En Nouvelle-Calédonie, référendum et destin commun

Crédits : Wikimedia commons

Ce territoire d’Outre-Mer, marqué, dans les années 80, par un conflit lié à un désir d’indépendance, veut tourner une nouvelle page de son grand roman. Avec, en ligne de mire, une auto-détermination qui suscite la polémique. 

Le 5 mai, Emmanuel Macron s’est rendu en Nouvelle-Calédonie, ancienne colonie française devenue territoire d’outre-mer. Un déplacement politique loin d’être anodin, l’archipel étant à un tournant de son histoire. Après trente années d’attente, les calédoniens s’apprêtent à passer aux urnes afin de décider de leur autodétermination. Ce vote historique est le résultat de deux traités, le premier, celui de Matignon, a été ratifié en 1988 à la suite des violents affrontements entre les indépendantistes et le gouvernement français. Dix ans plus tard, l’accord de Nouméa du 5 mai 1998 prévoit un scrutin entre 2014 et 2018 afin de laisser les habitants déterminer du statut institutionnel de l’archipel. Celui-ci aura lieu le dimanche 4 novembre 2018.

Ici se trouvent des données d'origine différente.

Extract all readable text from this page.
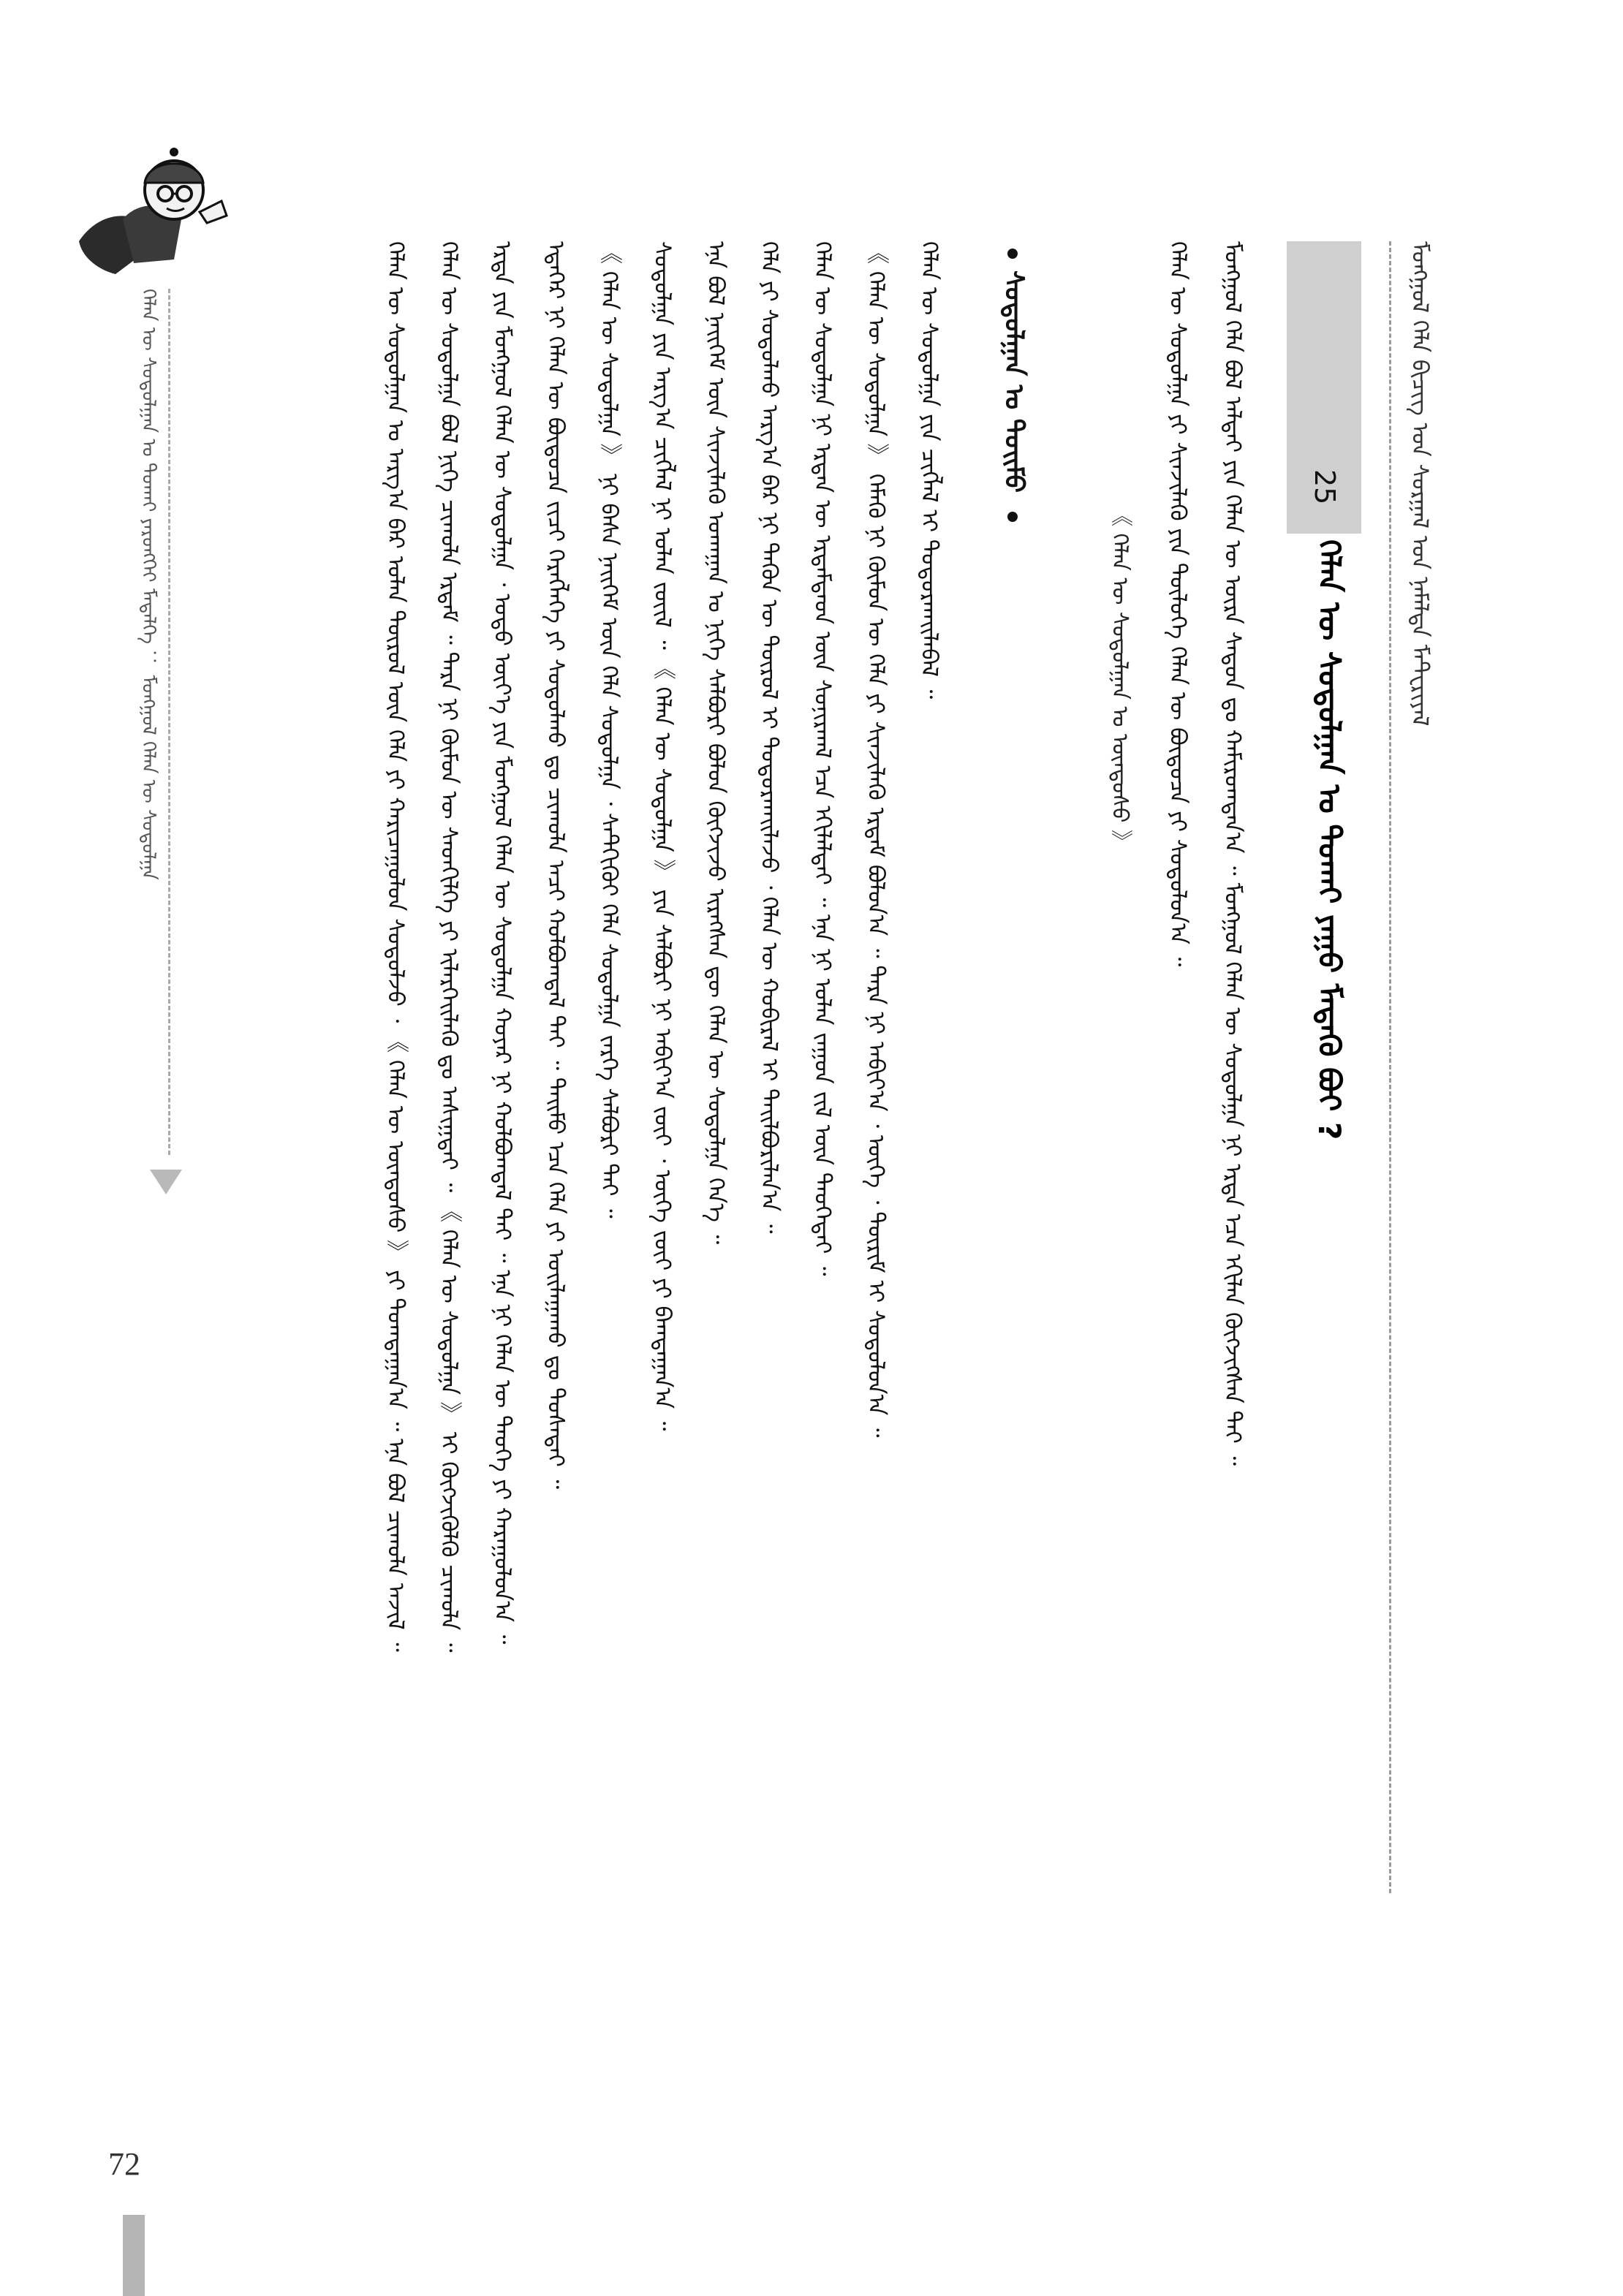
ᠮᠣᠩᠭᠣᠯ ᠬᠡᠯᠡ ᠪᠢᠴᠢᠭ᠌ ᠤᠨ ᠰᠤᠷᠭᠠᠯ ᠤᠨ ᠨᠡᠮᠡᠯᠲᠡ ᠮᠠᠲᠧᠷᠢᠶᠠᠯ
25
ᠬᠡᠯᠡᠨ ᠦ ᠰᠤᠳᠤᠯᠭᠠᠨ ᠤ ᠲᠤᠬᠠᠢ ᠶᠠᠭᠤ ᠮᠡᠳᠡᠬᠦ ᠪᠤᠢ ?
ᠮᠣᠩᠭᠣᠯ ᠬᠡᠯᠡ ᠪᠣᠯ ᠠᠯᠲᠠᠢ ᠶᠢᠨ ᠬᠡᠯᠡᠨ ᠦ ᠦᠷᠡ ᠰᠠᠳᠤᠨ ᠳᠤ ᠬᠠᠮᠢᠷᠤᠭᠳᠠᠨ᠎ᠠ ᠃ ᠮᠣᠩᠭᠣᠯ ᠬᠡᠯᠡᠨ ᠦ ᠰᠤᠳᠤᠯᠭᠠ ᠨᠢ ᠡᠷᠲᠡ ᠡᠴᠡ ᠡᠬᠢᠯᠡᠨ ᠬᠥᠭᠵᠢᠭᠰᠡᠨ ᠲᠡᠢ ᠃
ᠬᠡᠯᠡᠨ ᠦ ᠰᠤᠳᠤᠯᠭᠠ ᠶᠢ ᠰᠢᠨᠵᠢᠯᠡᠬᠦ ᠶᠢᠨ ᠲᠥᠯᠥᠭᠡ ᠬᠡᠯᠡᠨ ᠦ ᠪᠦᠲᠦᠴᠡ ᠶᠢ ᠰᠤᠳᠤᠯᠤᠨ᠎ᠠ ᠃
《 ᠬᠡᠯᠡᠨ ᠦ ᠰᠤᠳᠤᠯᠭᠠᠨ ᠤ ᠦᠨᠳᠦᠰᠦ 》
ᠰᠤᠳᠤᠯᠭᠠᠨ ᠤ ᠲᠣᠢᠮᠣ
ᠬᠡᠯᠡᠨ ᠦ ᠰᠤᠳᠤᠯᠭᠠ ᠶᠢᠨ ᠴᠢᠭᠯᠡᠯ ᠢ ᠲᠣᠳᠤᠷᠬᠠᠢᠯᠠᠪᠠᠯ ᠃
《 ᠬᠡᠯᠡᠨ ᠦ ᠰᠤᠳᠤᠯᠭᠠ 》 ᠬᠡᠮᠡᠬᠦ ᠨᠢ ᠬᠦᠮᠦᠨ ᠦ ᠬᠡᠯᠡ ᠶᠢ ᠰᠢᠨᠵᠢᠯᠡᠬᠦ ᠡᠷᠳᠡᠮ ᠪᠣᠯᠤᠨ᠎ᠠ ᠃ ᠲᠡᠷᠡ ᠨᠢ ᠠᠪᠢᠶ᠎ᠠ ᠂ ᠦᠭᠡ ᠂ ᠳᠦᠷᠢᠮ ᠢ ᠰᠤᠳᠤᠯᠤᠨ᠎ᠠ ᠃
ᠬᠡᠯᠡᠨ ᠦ ᠰᠤᠳᠤᠯᠭᠠ ᠨᠢ ᠡᠷᠲᠡᠨ ᠦ ᠡᠷᠳᠡᠮᠲᠡᠳ ᠦᠨ ᠰᠣᠨᠢᠷᠬᠠᠯ ᠡᠴᠡ ᠡᠬᠢᠯᠡᠯᠲᠡᠢ ᠃ ᠡᠨᠡ ᠨᠢ ᠣᠯᠠᠨ ᠵᠠᠭᠤᠨ ᠵᠢᠯ ᠦᠨ ᠲᠡᠦᠬᠡᠲᠡᠢ ᠃
ᠬᠡᠯᠡ ᠶᠢ ᠰᠤᠳᠤᠯᠬᠤ ᠠᠷᠭ᠎ᠠ ᠪᠠᠷ ᠨᠢ ᠲᠡᠭᠦᠨ ᠦ ᠲᠥᠷᠥᠯ ᠢ ᠲᠣᠳᠤᠷᠬᠠᠢᠯᠠᠵᠤ ᠂ ᠬᠡᠯᠡᠨ ᠦ ᠬᠤᠪᠢᠷᠠᠯ ᠢ ᠲᠠᠢᠯᠪᠤᠷᠢᠯᠠᠨ᠎ᠠ ᠃
ᠡᠨᠡ ᠪᠣᠯ ᠨᠡᠢᠭᠡᠮ ᠦᠨ ᠰᠢᠨᠵᠢᠯᠡᠬᠦ ᠤᠬᠠᠭᠠᠨ ᠤ ᠨᠢᠭᠡ ᠰᠠᠯᠪᠤᠷᠢ ᠪᠣᠯᠤᠨ ᠬᠥᠭᠵᠢᠵᠦ ᠢᠷᠡᠭᠰᠡᠨ ᠳᠦ ᠬᠡᠯᠡᠨ ᠦ ᠰᠤᠳᠤᠯᠭᠠ ᠭᠡᠨ᠎ᠡ ᠃
ᠰᠤᠳᠤᠯᠭᠠ ᠶᠢᠨ ᠠᠷᠭ᠎ᠠ ᠴᠢᠭᠯᠡᠯ ᠨᠢ ᠣᠯᠠᠨ ᠵᠦᠢᠯ ᠃ 《 ᠬᠡᠯᠡᠨ ᠦ ᠰᠤᠳᠤᠯᠭᠠ 》 ᠶᠢᠨ ᠰᠠᠯᠪᠤᠷᠢ ᠨᠢ ᠠᠪᠢᠶ᠎ᠠ ᠵᠦᠢ ᠂ ᠦᠭᠡ ᠵᠦᠢ ᠶᠢ ᠪᠠᠭᠲᠠᠭᠠᠨ᠎ᠠ ᠃
《 ᠬᠡᠯᠡᠨ ᠦ ᠰᠤᠳᠤᠯᠭᠠ 》 ᠨᠢ ᠪᠠᠰᠠ ᠨᠡᠢᠭᠡᠮ ᠦᠨ ᠬᠡᠯᠡ ᠰᠤᠳᠤᠯᠭᠠ ᠂ ᠰᠡᠲᠭᠢᠬᠦᠢ ᠬᠡᠯᠡ ᠰᠤᠳᠤᠯᠭᠠ ᠵᠡᠷᠭᠡ ᠰᠠᠯᠪᠤᠷᠢ ᠲᠠᠢ ᠃
ᠡᠳᠡᠭᠡᠷ ᠨᠢ ᠬᠡᠯᠡᠨ ᠦ ᠪᠦᠲᠦᠴᠡ ᠵᠢᠴᠢ ᠬᠡᠷᠡᠭᠯᠡᠭᠡ ᠶᠢ ᠰᠤᠳᠤᠯᠬᠤ ᠳᠤ ᠴᠢᠬᠤᠯᠠ ᠠᠴᠢ ᠬᠣᠯᠪᠣᠭᠳᠠᠯ ᠲᠠᠢ ᠃ ᠲᠡᠢᠮᠦ ᠡᠴᠡ ᠬᠡᠯᠡ ᠶᠢ ᠣᠢᠯᠠᠭᠠᠬᠤ ᠳᠤ ᠲᠤᠰᠠᠲᠠᠢ ᠃
ᠡᠷᠲᠡ ᠶᠢᠨ ᠮᠣᠩᠭᠣᠯ ᠬᠡᠯᠡᠨ ᠦ ᠰᠤᠳᠤᠯᠭᠠ ᠂ ᠣᠳᠣ ᠦᠶ᠎ᠡ ᠶᠢᠨ ᠮᠣᠩᠭᠣᠯ ᠬᠡᠯᠡᠨ ᠦ ᠰᠤᠳᠤᠯᠭᠠ ᠬᠣᠶᠠᠷ ᠨᠢ ᠬᠣᠯᠪᠣᠭᠳᠠᠯ ᠲᠠᠢ ᠃ ᠡᠨᠡ ᠨᠢ ᠬᠡᠯᠡᠨ ᠦ ᠲᠡᠦᠬᠡ ᠶᠢ ᠬᠠᠷᠠᠭᠤᠯᠤᠨ᠎ᠠ ᠃
ᠬᠡᠯᠡᠨ ᠦ ᠰᠤᠳᠤᠯᠭᠠ ᠪᠣᠯ ᠨᠢᠭᠡ ᠴᠢᠬᠤᠯᠠ ᠡᠷᠳᠡᠮ ᠃ ᠲᠡᠷᠡ ᠨᠢ ᠬᠦᠮᠦᠨ ᠦ ᠰᠡᠳᠬᠢᠯᠭᠡ ᠶᠢ ᠢᠯᠡᠷᠬᠡᠢᠯᠡᠬᠦ ᠳᠤ ᠠᠰᠢᠭ᠋ᠲᠠᠢ ᠃ 《 ᠬᠡᠯᠡᠨ ᠦ ᠰᠤᠳᠤᠯᠭᠠ 》 ᠢ ᠬᠥᠭᠵᠢᠭᠦᠯᠬᠦ ᠴᠢᠬᠤᠯᠠ ᠃
ᠬᠡᠯᠡᠨ ᠦ ᠰᠤᠳᠤᠯᠭᠠᠨ ᠤ ᠠᠷᠭ᠎ᠠ ᠪᠠᠷ ᠣᠯᠠᠨ ᠲᠥᠷᠥᠯ ᠦᠨ ᠬᠡᠯᠡ ᠶᠢ ᠬᠠᠷᠢᠴᠠᠭᠤᠯᠤᠨ ᠰᠤᠳᠤᠯᠵᠤ ᠂ 《 ᠬᠡᠯᠡᠨ ᠦ ᠦᠨᠳᠦᠰᠦ 》 ᠶᠢ ᠲᠣᠭᠲᠠᠭᠠᠨ᠎ᠠ ᠃ ᠡᠨᠡ ᠪᠣᠯ ᠴᠢᠬᠤᠯᠠ ᠠᠵᠢᠯ ᠃
ᠬᠡᠯᠡᠨ ᠦ ᠰᠤᠳᠤᠯᠭᠠᠨ ᠤ ᠲᠤᠬᠠᠢ ᠶᠡᠷᠦᠩᠬᠡᠢ ᠮᠡᠳᠡᠯᠭᠡ ： ᠮᠣᠩᠭᠣᠯ ᠬᠡᠯᠡᠨ ᠦ ᠰᠤᠳᠤᠯᠭᠠ
72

Quel destin pour la Nouvelle-Calédonie ?

Mais ce référendum n’est pas le seul élément important du traité de Nouméa. Ce dernier a également lié les autochtones Kanaks (qui représentent 40,34% de la population selon le dernier recensement de 2009) aux autres communautés de Nouvelle-Calédonie – notamment les européens – avec un « destin commun ». « Le passé a été le temps de la colonisation. Le présent est le temps du partage, par le rééquilibrage. L’avenir doit être le temps de l’identité, dans un destin commun. ». Cette phrase du préambule de l’accord de Nouméa annonce la notion.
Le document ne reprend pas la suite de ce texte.